The manager style pictured on the right requires the goats to put their heads into the slots and discourages pulling the feed back through and throwing it onto the ground. It also allows options in that if you clean out the bottom tray, it can be used for grain or snacks like kitchen fruit and vegetable scraps.
Water & Waterers
Goats must always have constant free access to fresh water. When goats eat dry feed like sweet feed or hay, they'll drink a lot more water. Green plants will contain much more water.

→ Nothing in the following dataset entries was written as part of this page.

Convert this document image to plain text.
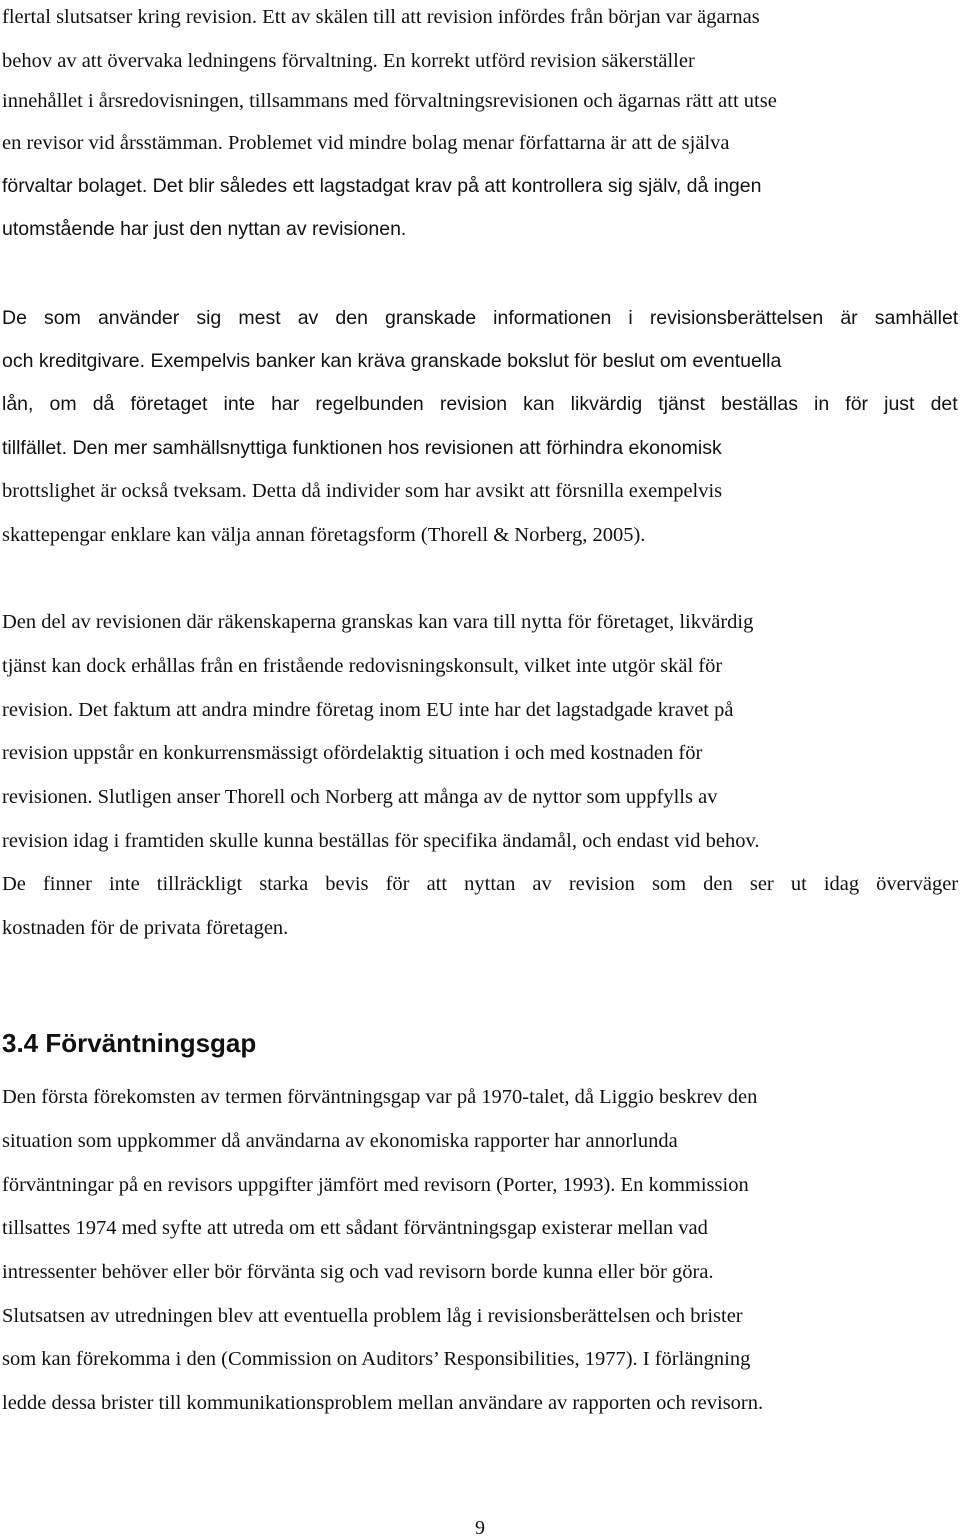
flertal slutsatser kring revision. Ett av skälen till att revision infördes från början var ägarnas
behov av att övervaka ledningens förvaltning. En korrekt utförd revision säkerställer
innehållet i årsredovisningen, tillsammans med förvaltningsrevisionen och ägarnas rätt att utse
en revisor vid årsstämman. Problemet vid mindre bolag menar författarna är att de själva
förvaltar bolaget. Det blir således ett lagstadgat krav på att kontrollera sig själv, då ingen
utomstående har just den nyttan av revisionen.
De som använder sig mest av den granskade informationen i revisionsberättelsen är samhället
och kreditgivare. Exempelvis banker kan kräva granskade bokslut för beslut om eventuella
lån, om då företaget inte har regelbunden revision kan likvärdig tjänst beställas in för just det
tillfället. Den mer samhällsnyttiga funktionen hos revisionen att förhindra ekonomisk
brottslighet är också tveksam. Detta då individer som har avsikt att försnilla exempelvis
skattepengar enklare kan välja annan företagsform (Thorell & Norberg, 2005).
Den del av revisionen där räkenskaperna granskas kan vara till nytta för företaget, likvärdig
tjänst kan dock erhållas från en fristående redovisningskonsult, vilket inte utgör skäl för
revision. Det faktum att andra mindre företag inom EU inte har det lagstadgade kravet på
revision uppstår en konkurrensmässigt ofördelaktig situation i och med kostnaden för
revisionen. Slutligen anser Thorell och Norberg att många av de nyttor som uppfylls av
revision idag i framtiden skulle kunna beställas för specifika ändamål, och endast vid behov.
De finner inte tillräckligt starka bevis för att nyttan av revision som den ser ut idag överväger
kostnaden för de privata företagen.
3.4 Förväntningsgap
Den första förekomsten av termen förväntningsgap var på 1970-talet, då Liggio beskrev den
situation som uppkommer då användarna av ekonomiska rapporter har annorlunda
förväntningar på en revisors uppgifter jämfört med revisorn (Porter, 1993). En kommission
tillsattes 1974 med syfte att utreda om ett sådant förväntningsgap existerar mellan vad
intressenter behöver eller bör förvänta sig och vad revisorn borde kunna eller bör göra.
Slutsatsen av utredningen blev att eventuella problem låg i revisionsberättelsen och brister
som kan förekomma i den (Commission on Auditors’ Responsibilities, 1977). I förlängning
ledde dessa brister till kommunikationsproblem mellan användare av rapporten och revisorn.
9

Goats can be messy, so it is best to raise the waterers to a height that the goats can't easily soil the water, but are able to drink from the bucket. Automatic waterers greatly simply the refilling tasks - something that needs to be done multiple times a day on hot days. For kids, a smaller bucket that can easily be adjusted in height as the kids grow works well. For easy clean, keep a scrub or toilet brush near waterers, dump the water, clean and refill. Plastic waterers are best as they are easy to clean and easily portable. Do not use galvanized containers, as there have been reports of nitrate poisoning in goats resulting from the use of water provided in these containers. |
A word on nitrate poisoning
Some plants that are normally acceptable feed can undergo chemical changes when the weather changes. Be especially cautious during periods of rapid growth after a dry spell or the coming on of the fall season with its lower temperatures and decreased sunlight. Sudan grass, Johnson grass, pigweed, lamb's quarters alfalfa, corn and oats can accumulate toxic amounts of nitrates.
Nitrate poisoning can also be caused by water contaminated with animal wastes or run-off from fertilized fields, or by eating fertilizers.
Nitrate poisoning can also be caused by water contaminated with animal wastes or run-off from fertilized fields, or by eating fertilizers.